Honoring First Responders on the Anniversary of September 11
Below are remarks that St. Charles Fire Chief Joseph Schelstreet delivered at the Fire Department’s annual Sept. 11 Remembrance Ceremony, honoring the police and fire professionals.
Today is a day of recognition and reflection. We are assembled here at the Fire Department monument to not only recognize and honor the sacrifices made on September 11, 2001, by the firefighters and police officers but to also reflect on what the terrible price they paid truly meant then and also what it also must mean for our future.

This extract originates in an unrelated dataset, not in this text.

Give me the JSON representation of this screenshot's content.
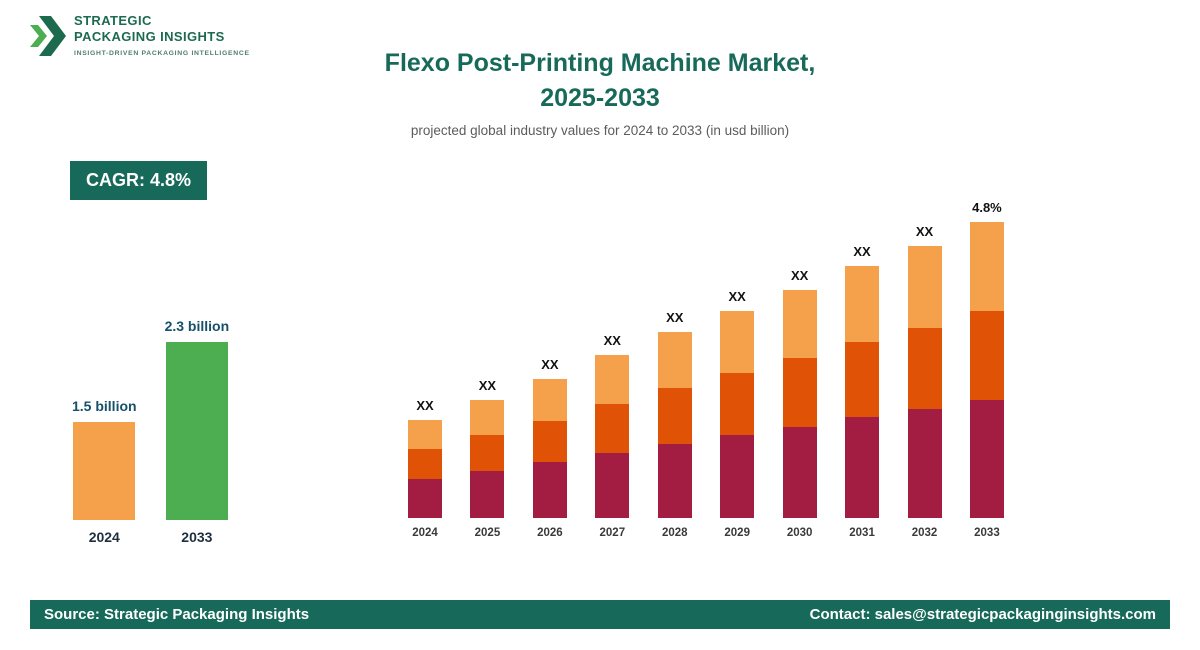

The story of the events that occurred that day speak of tragedy and unthinkable loss. However those same stories highlight the traits that we hold most dear within our chosen callings: commitment, dedication and the willingness to sacrifice personal safety for the safety of others. Certainly 343 of our brother firefighters in New York, 23 New York police officers and 37 port authority officers made the ultimate sacrifice and more continue to be taken due to due documented 9/11 related illnesses.
The question for us is how do we continue to honor their loss? What must we do to show them reverence? How do you demonstrate to the families of these fallen and to the men and women of the armed forces who were called into action later, to combat that underlying evil that we remember? I would offer that we do it by continuing our personal commitment to the belief in what we are all here to do, how we are supposed to act, and what each of us represents. We confirm it by acknowledging that, even when the world around us becomes chaotic, inhospitable and sometimes unrecognizable, we will still be there to help those who need it, to restore order and sometimes to simply give comfort through just our presence and the unspoken assurance that we will indeed be there when we are called.
At the end of the day, aren’t those some of the principles that the honored lost lived by? They never flinched, they did not look back, they did nothing less than justify the reputation of emergency services that we are fortunate to work in. I do have something to ask of all of you. When you put on that uniform, please realize the good you do, understand that with sacrifice comes integrity and continue every day to serve with distinction. Support each other, recognize that turnout gear or a vest may protect you from many physical dangers but that the emotional dangers are just as real and not stoppable by fabric or shielding. In doing these things you will daily bring honor to the lost, to our departments, and to yourselves. Thank you.